Un’attività di jogging praticata per 2-3 volte a settimana, per 1-2,4 ore complessive, a un’intensità di esercizio media o bassa risultava la più correlata alla riduzione del rischio di morte.
I risultati dello studio invogliano gran parte di noi a intraprendere un’attività che, pur blanda, abbia conseguenze positive sul piano della salute.
Tuttavia, quando ci si voglia dedicare a “muoversi” per incrementare la nostra forma fisica, è bene, accertato lo stato di salute, sottoporsi a un’affidabile valutazione delle nostre capacità fisiche e motorie e, sui dati scaturiti dai test eseguiti, strutturare un programma di esercizio personalizzato.

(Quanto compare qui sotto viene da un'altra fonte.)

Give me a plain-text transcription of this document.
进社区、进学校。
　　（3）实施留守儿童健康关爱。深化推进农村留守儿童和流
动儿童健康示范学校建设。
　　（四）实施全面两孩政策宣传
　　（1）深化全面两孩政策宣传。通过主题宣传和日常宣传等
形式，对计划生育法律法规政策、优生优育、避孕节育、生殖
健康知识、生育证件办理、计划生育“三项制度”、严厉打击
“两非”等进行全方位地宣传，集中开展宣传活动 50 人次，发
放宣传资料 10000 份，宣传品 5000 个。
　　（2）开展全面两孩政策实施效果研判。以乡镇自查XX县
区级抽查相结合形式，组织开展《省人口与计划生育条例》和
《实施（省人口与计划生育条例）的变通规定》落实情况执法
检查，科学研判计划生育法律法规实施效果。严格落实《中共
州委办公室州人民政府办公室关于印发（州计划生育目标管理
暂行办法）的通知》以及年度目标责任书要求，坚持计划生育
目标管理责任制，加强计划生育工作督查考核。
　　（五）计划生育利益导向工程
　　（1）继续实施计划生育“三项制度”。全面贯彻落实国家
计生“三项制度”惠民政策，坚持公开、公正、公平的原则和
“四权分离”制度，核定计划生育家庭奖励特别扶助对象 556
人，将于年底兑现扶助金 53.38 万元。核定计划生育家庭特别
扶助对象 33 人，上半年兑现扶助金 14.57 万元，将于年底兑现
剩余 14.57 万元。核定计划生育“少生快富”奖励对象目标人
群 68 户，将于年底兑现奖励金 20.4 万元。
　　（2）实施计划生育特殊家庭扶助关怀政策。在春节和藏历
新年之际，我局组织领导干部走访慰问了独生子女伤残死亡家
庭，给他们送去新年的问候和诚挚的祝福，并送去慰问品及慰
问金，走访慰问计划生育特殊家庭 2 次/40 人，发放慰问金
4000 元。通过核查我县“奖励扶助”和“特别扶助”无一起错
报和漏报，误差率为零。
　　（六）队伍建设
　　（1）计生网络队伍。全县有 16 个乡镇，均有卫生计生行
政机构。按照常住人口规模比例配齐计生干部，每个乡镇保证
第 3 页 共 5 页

Solo così si eviterà di incorrere in “dosi di esercizio” troppo gravose e perciò rischiose, o troppo modeste e perciò poco allenanti.
Distribuendo carichi, modulando frequenza, durata e intensità, un buon programma motorio ci consente di ampliare le nostre capacità fisiche e, contemporaneamente, allontanare i rischi per malattie cardiocircolatorie, metaboliche e degenerative.
Tratteremo tutto ciò in successivi articoli.